At one point in time, the "experts" told schools to take the outdoor views out of the classroom to keep kids from becoming distracted. Studies since then have shown that kids learn better with natural light and views in the classroom, and the same goes for labs, says Jeff Murray, an architect with IDC Architects. "Architects have always thought that daylighting was a good thing," he says, noting that his firm always stresses daylighting in labs and tries to avoid designing labs that don't have windows or views unless it's necessary to the research.
Besides daylighting, automated lighting is also becoming increasingly prevalent in lab space. Smarter control systems coupled with highly efficient lamp technologies is, of course, the ideal situation for optimal lighting and efficiency. Horton Lees Brogden Lighting Design recently completed one such endeavor in the new biology building at the Pomona (Calif.) College Science Center. There, they worked closely with the architect to validate clerestory configurations that deliver meaningful daylight to the laboratory spaces, and to design complementary electric lighting and control systems. According to Teal Brogden, senior principal with HLB's Culver City, Calif. office, the systems use direct/indirect luminaires that balance the luminosity of the ceiling with the incoming daylight and adjust automatically to ensure the proper amount of light on the task plane below. The system is projected to cut power consumption in the lab space by approximately 40%, with a payback of eight years. Brogden noted that paybacks of more than five years are not of interest to many clients, but Pomona College found that the payback, along with the sustainability benefits of the system, met their overall goal for a green project, as the facility is expected to receive a LEED Silver rating.
Labs: The Next Generation
Where attempts at energy efficiency take place, talk of sustainability—and LEED—soon will follow. "If you look into the LEED parameters, when you get beyond the finishes, the VOCs and local purchasing, etc., it comes down to a tremendous amount of energy aspect," says Geoffrey Bell, P.E., Lawrence Berkeley Laboratory, Berkeley, Calif.
Bell is a member of Labs21, a joint association between the U.S. Dept. of Energy and the Environmental Protection Agency—that is also closely associated with ASHRAE—dedicated to sustainable laboratory design and focusing mainly on energy efficiency. The organization, like the LEED movement, has grown tremendously in recent years.
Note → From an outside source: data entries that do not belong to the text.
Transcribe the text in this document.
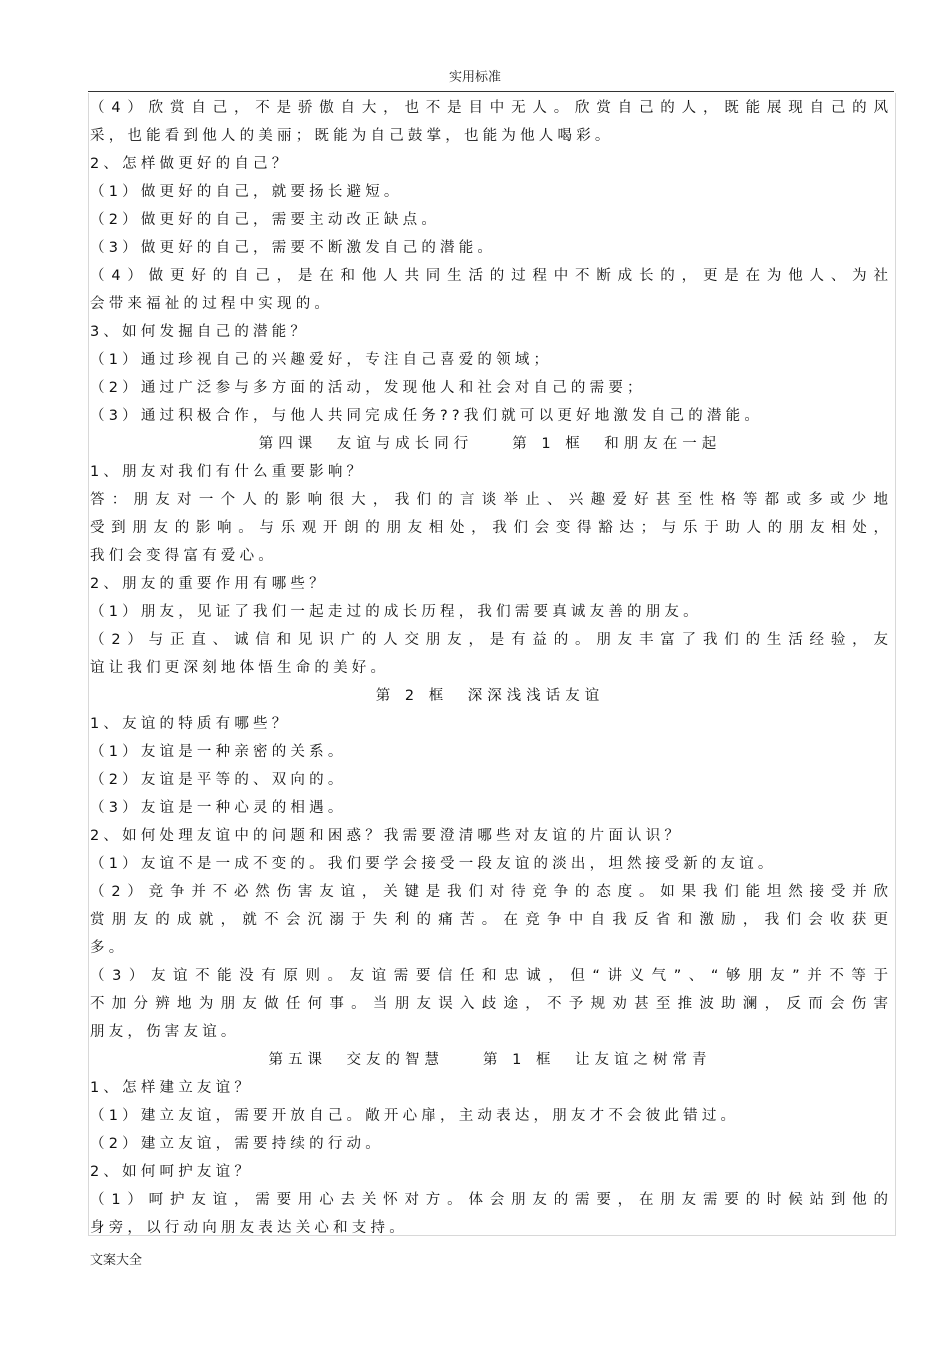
实用标准
（4）欣赏自己，不是骄傲自大，也不是目中无人。欣赏自己的人，既能展现自己的风
采，也能看到他人的美丽；既能为自己鼓掌，也能为他人喝彩。
2、怎样做更好的自己？
（1）做更好的自己，就要扬长避短。
（2）做更好的自己，需要主动改正缺点。
（3）做更好的自己，需要不断激发自己的潜能。
（4）做更好的自己，是在和他人共同生活的过程中不断成长的，更是在为他人、为社
会带来福祉的过程中实现的。
3、如何发掘自己的潜能？
（1）通过珍视自己的兴趣爱好，专注自己喜爱的领域；
（2）通过广泛参与多方面的活动，发现他人和社会对自己的需要；
（3）通过积极合作，与他人共同完成任务??我们就可以更好地激发自己的潜能。
第四课　友谊与成长同行　　第 1 框　和朋友在一起
1、朋友对我们有什么重要影响？
答：朋友对一个人的影响很大，我们的言谈举止、兴趣爱好甚至性格等都或多或少地
受到朋友的影响。与乐观开朗的朋友相处，我们会变得豁达；与乐于助人的朋友相处，
我们会变得富有爱心。
2、朋友的重要作用有哪些？
（1）朋友，见证了我们一起走过的成长历程，我们需要真诚友善的朋友。
（2）与正直、诚信和见识广的人交朋友，是有益的。朋友丰富了我们的生活经验，友
谊让我们更深刻地体悟生命的美好。
第 2 框　深深浅浅话友谊
1、友谊的特质有哪些？
（1）友谊是一种亲密的关系。
（2）友谊是平等的、双向的。
（3）友谊是一种心灵的相遇。
2、如何处理友谊中的问题和困惑？我需要澄清哪些对友谊的片面认识？
（1）友谊不是一成不变的。我们要学会接受一段友谊的淡出，坦然接受新的友谊。
（2）竞争并不必然伤害友谊，关键是我们对待竞争的态度。如果我们能坦然接受并欣
赏朋友的成就，就不会沉溺于失利的痛苦。在竞争中自我反省和激励，我们会收获更
多。
（3）友谊不能没有原则。友谊需要信任和忠诚，但“讲义气”、“够朋友”并不等于
不加分辨地为朋友做任何事。当朋友误入歧途，不予规劝甚至推波助澜，反而会伤害
朋友，伤害友谊。
第五课　交友的智慧　　第 1 框　让友谊之树常青
1、怎样建立友谊？
（1）建立友谊，需要开放自己。敞开心扉，主动表达，朋友才不会彼此错过。
（2）建立友谊，需要持续的行动。
2、如何呵护友谊？
（1）呵护友谊，需要用心去关怀对方。体会朋友的需要，在朋友需要的时候站到他的
身旁，以行动向朋友表达关心和支持。
文案大全
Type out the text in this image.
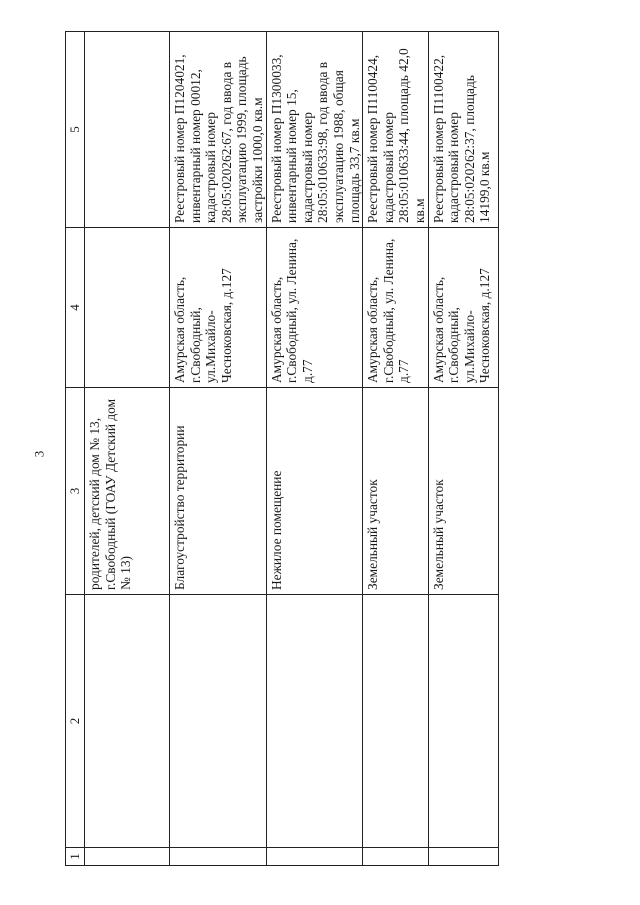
3
1	2	3	4	5
		родителей, детский дом № 13, г.Свободный (ГОАУ Детский дом № 13)		
		Благоустройство территории	Амурская область, г.Свободный, ул.Михайло-Чесноковская, д.127	Реестровый номер П1204021, инвентарный номер 00012, кадастровый номер 28:05:020262:67, год ввода в эксплуатацию 1999, площадь застройки 1000,0 кв.м
		Нежилое помещение	Амурская область, г.Свободный, ул. Ленина, д.77	Реестровый номер П1300033, инвентарный номер 15, кадастровый номер 28:05:010633:98, год ввода в эксплуатацию 1988, общая площадь 33,7 кв.м
		Земельный участок	Амурская область, г.Свободный, ул. Ленина, д.77	Реестровый номер П1100424, кадастровый номер 28:05:010633:44, площадь 42,0 кв.м
		Земельный участок	Амурская область, г.Свободный, ул.Михайло-Чесноковская, д.127	Реестровый номер П1100422, кадастровый номер 28:05:020262:37, площадь 14199,0 кв.м
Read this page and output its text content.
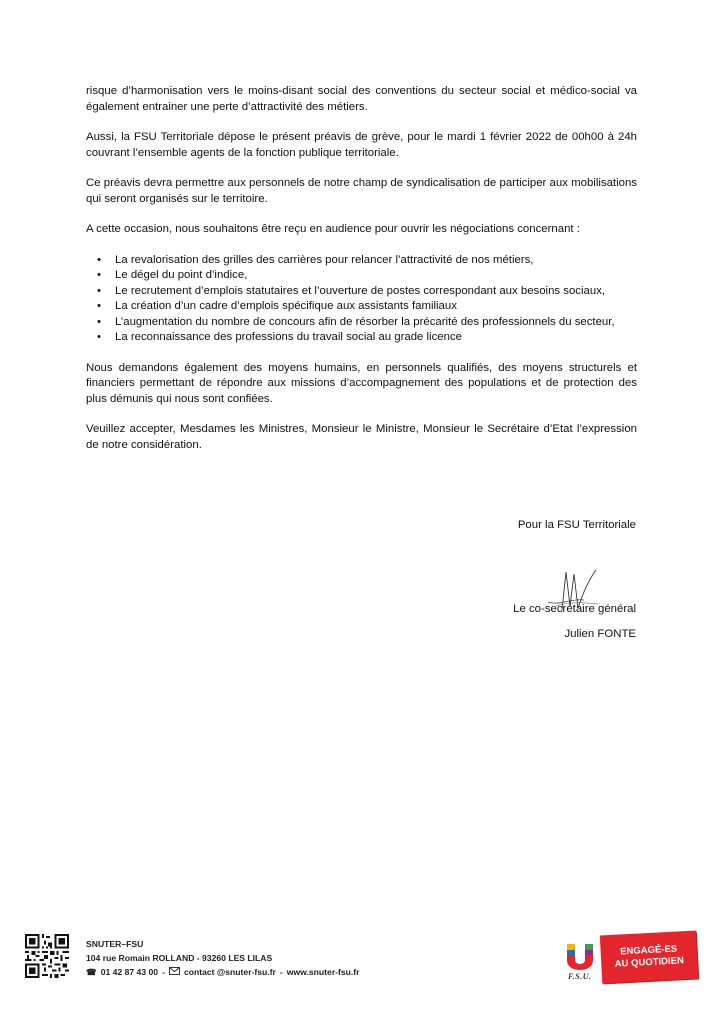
risque d’harmonisation vers le moins-disant social des conventions du secteur social et médico-social va également entrainer une perte d’attractivité des métiers.

Aussi, la FSU Territoriale dépose le présent préavis de grève, pour le mardi 1 février 2022 de 00h00 à 24h couvrant l’ensemble agents de la fonction publique territoriale.

Ce préavis devra permettre aux personnels de notre champ de syndicalisation de participer aux mobilisations qui seront organisés sur le territoire.

A cette occasion, nous souhaitons être reçu en audience pour ouvrir les négociations concernant :

• La revalorisation des grilles des carrières pour relancer l’attractivité de nos métiers,
• Le dégel du point d’indice,
• Le recrutement d’emplois statutaires et l’ouverture de postes correspondant aux besoins sociaux,
• La création d’un cadre d’emplois spécifique aux assistants familiaux
• L’augmentation du nombre de concours afin de résorber la précarité des professionnels du secteur,
• La reconnaissance des professions du travail social au grade licence

Nous demandons également des moyens humains, en personnels qualifiés, des moyens structurels et financiers permettant de répondre aux missions d’accompagnement des populations et de protection des plus démunis qui nous sont confiées.

Veuillez accepter, Mesdames les Ministres, Monsieur le Ministre, Monsieur le Secrétaire d’Etat l’expression de notre considération.

Pour la FSU Territoriale
Le co-secrétaire général
Julien FONTE
SNUTER–FSU
104 rue Romain ROLLAND - 93260 LES LILAS
☎ 01 42 87 43 00 - contact @snuter-fsu.fr - www.snuter-fsu.fr	F.S.U.
ENGAGÉ-ES
AU QUOTIDIEN
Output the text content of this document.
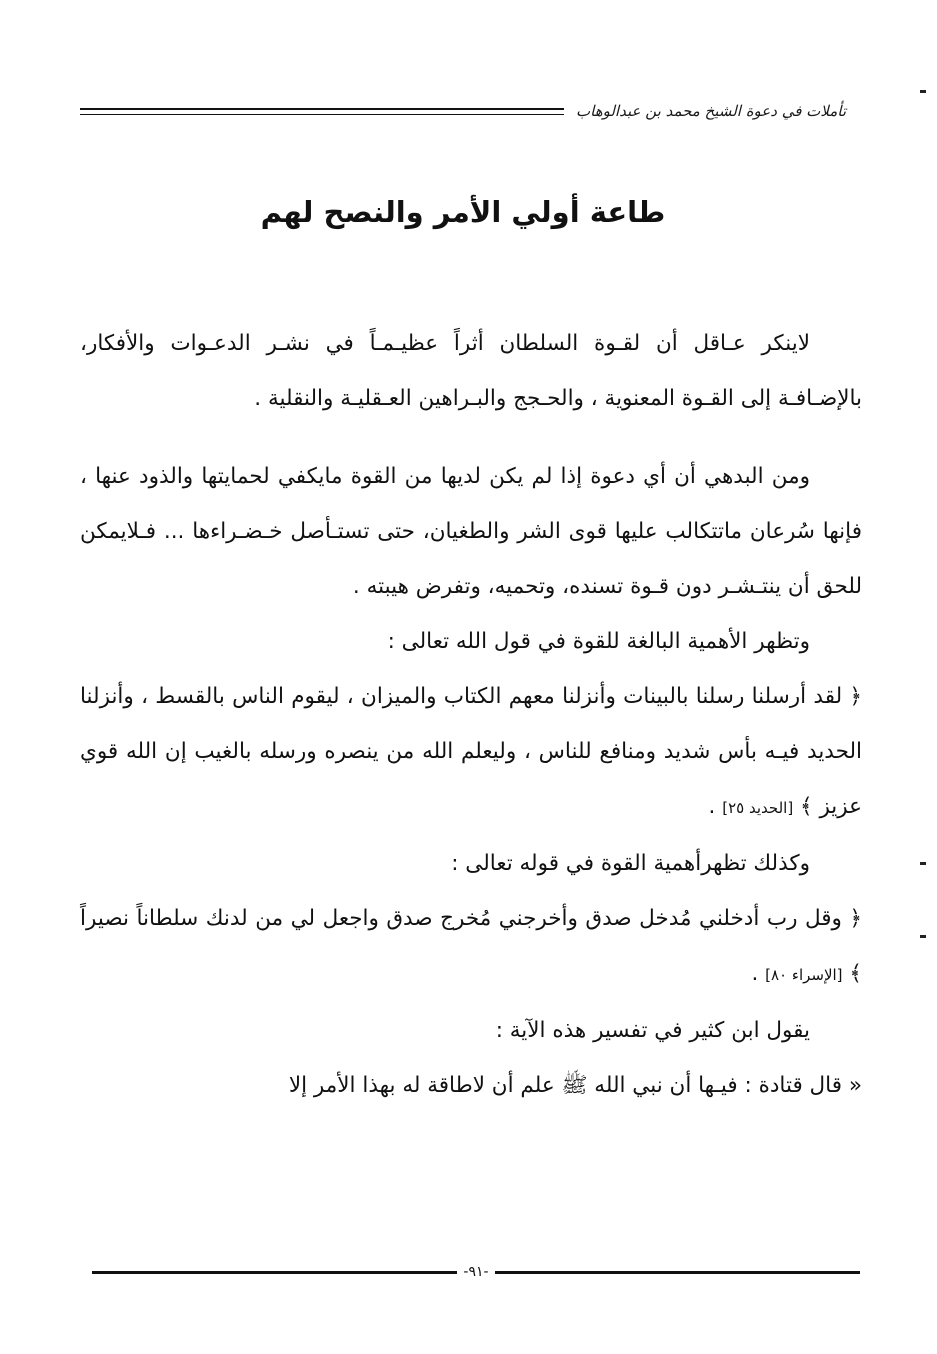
تأملات في دعوة الشيخ محمد بن عبدالوهاب
طاعة أولي الأمر والنصح لهم

لاينكر عـاقل أن لقـوة السلطان أثراً عظيـمـاً في نشـر الدعـوات والأفكار، بالإضـافـة إلى القـوة المعنوية ، والحـجج والبـراهين العـقليـة والنقلية .

ومن البدهي أن أي دعوة إذا لم يكن لديها من القوة مايكفي لحمايتها والذود عنها ، فإنها سُرعان ماتتكالب عليها قوى الشر والطغيان، حتى تستـأصل خـضـراءها ... فـلايمكن للحق أن ينتـشـر دون قـوة تسنده، وتحميه، وتفرض هيبته .

وتظهر الأهمية البالغة للقوة في قول الله تعالى :

﴿ لقد أرسلنا رسلنا بالبينات وأنزلنا معهم الكتاب والميزان ، ليقوم الناس بالقسط ، وأنزلنا الحديد فيـه بأس شديد ومنافع للناس ، وليعلم الله من ينصره ورسله بالغيب إن الله قوي عزيز ﴾ [الحديد ٢٥] .

وكذلك تظهرأهمية القوة في قوله تعالى :

﴿ وقل رب أدخلني مُدخل صدق وأخرجني مُخرج صدق واجعل لي من لدنك سلطاناً نصيراً ﴾ [الإسراء ٨٠] .

يقول ابن كثير في تفسير هذه الآية :

« قال قتادة : فيـها أن نبي الله ﷺ علم أن لاطاقة له بهذا الأمر إلا

-٩١-
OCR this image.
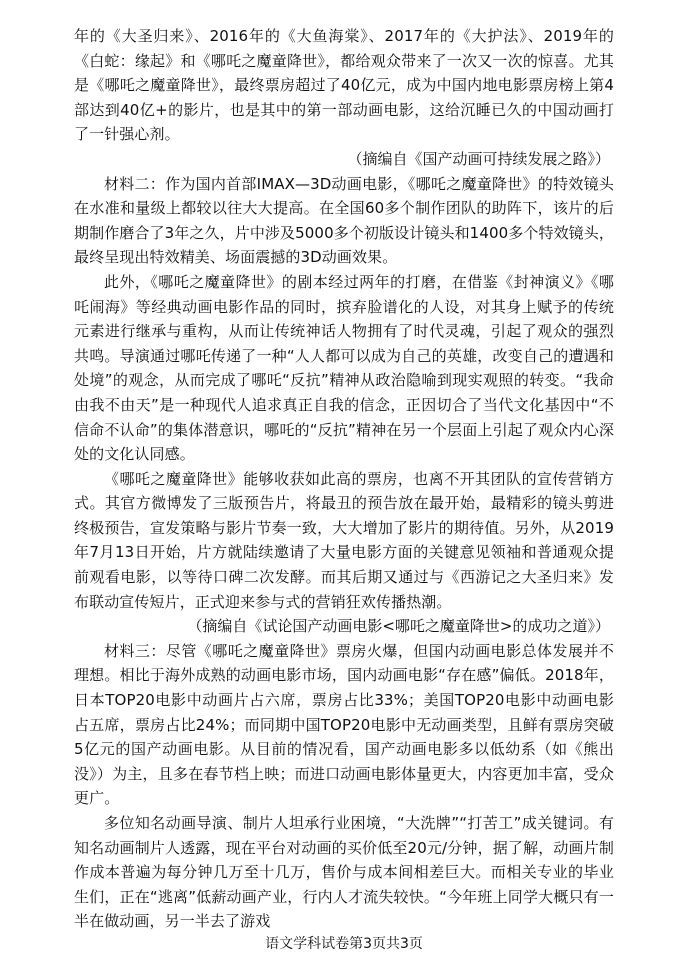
年的《大圣归来》、2016年的《大鱼海棠》、2017年的《大护法》、2019年的《白蛇：缘起》和《哪吒之魔童降世》，都给观众带来了一次又一次的惊喜。尤其是《哪吒之魔童降世》，最终票房超过了40亿元，成为中国内地电影票房榜上第4部达到40亿+的影片，也是其中的第一部动画电影，这给沉睡已久的中国动画打了一针强心剂。

（摘编自《国产动画可持续发展之路》）

材料二：作为国内首部IMAX—3D动画电影，《哪吒之魔童降世》的特效镜头在水准和量级上都较以往大大提高。在全国60多个制作团队的助阵下，该片的后期制作磨合了3年之久，片中涉及5000多个初版设计镜头和1400多个特效镜头，最终呈现出特效精美、场面震撼的3D动画效果。

此外，《哪吒之魔童降世》的剧本经过两年的打磨，在借鉴《封神演义》《哪吒闹海》等经典动画电影作品的同时，摈弃脸谱化的人设，对其身上赋予的传统元素进行继承与重构，从而让传统神话人物拥有了时代灵魂，引起了观众的强烈共鸣。导演通过哪吒传递了一种“人人都可以成为自己的英雄，改变自己的遭遇和处境”的观念，从而完成了哪吒“反抗”精神从政治隐喻到现实观照的转变。“我命由我不由天”是一种现代人追求真正自我的信念，正因切合了当代文化基因中“不信命不认命”的集体潜意识，哪吒的“反抗”精神在另一个层面上引起了观众内心深处的文化认同感。

《哪吒之魔童降世》能够收获如此高的票房，也离不开其团队的宣传营销方式。其官方微博发了三版预告片，将最丑的预告放在最开始，最精彩的镜头剪进终极预告，宣发策略与影片节奏一致，大大增加了影片的期待值。另外，从2019年7月13日开始，片方就陆续邀请了大量电影方面的关键意见领袖和普通观众提前观看电影，以等待口碑二次发酵。而其后期又通过与《西游记之大圣归来》发布联动宣传短片，正式迎来参与式的营销狂欢传播热潮。

（摘编自《试论国产动画电影<哪吒之魔童降世>的成功之道》）

材料三：尽管《哪吒之魔童降世》票房火爆，但国内动画电影总体发展并不理想。相比于海外成熟的动画电影市场，国内动画电影“存在感”偏低。2018年，日本TOP20电影中动画片占六席，票房占比33%；美国TOP20电影中动画电影占五席，票房占比24%；而同期中国TOP20电影中无动画类型，且鲜有票房突破5亿元的国产动画电影。从目前的情况看，国产动画电影多以低幼系（如《熊出没》）为主，且多在春节档上映；而进口动画电影体量更大，内容更加丰富，受众更广。

多位知名动画导演、制片人坦承行业困境，“大洗牌”“打苦工”成关键词。有知名动画制片人透露，现在平台对动画的买价低至20元/分钟，据了解，动画片制作成本普遍为每分钟几万至十几万，售价与成本间相差巨大。而相关专业的毕业生们，正在“逃离”低薪动画产业，行内人才流失较快。“今年班上同学大概只有一半在做动画，另一半去了游戏

语文学科试卷第3页共3页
The organization's first annual conference had an attendee list of 50; last year it grew to more than 500.
Besides the impressive growth, there's even more good news for Labs21 and other organizations interested in designing sustainable labs: A LEED guideline specifically for labs is currently in the works, which Bell anticipates will be published within the year.
Labs21 is a volunteer program, and Bell notes that the process for becoming a Labs21 facility starts from the design stage, gathering as many relevant personnel as possible—those that own, run and perform research in the lab—and involving them from the first design charette. What he finds is that the discussion is very seldom code-driven or dictated by "standard" practices.
And the process pays off. According to Bell, Lawrence Berkeley is currently building an addition—the Molecular Foundry Lab—which is gunning for LEED Silver certification. As part of the process, using the Labs21 model they performed a survey of existing laboratory users that will be working at the facility and asked them how and on what schedule they use lab space, and what equipment they plan to use. When factoring this information into the design for the lab, they were able to save $2 million in HVAC design/construction costs.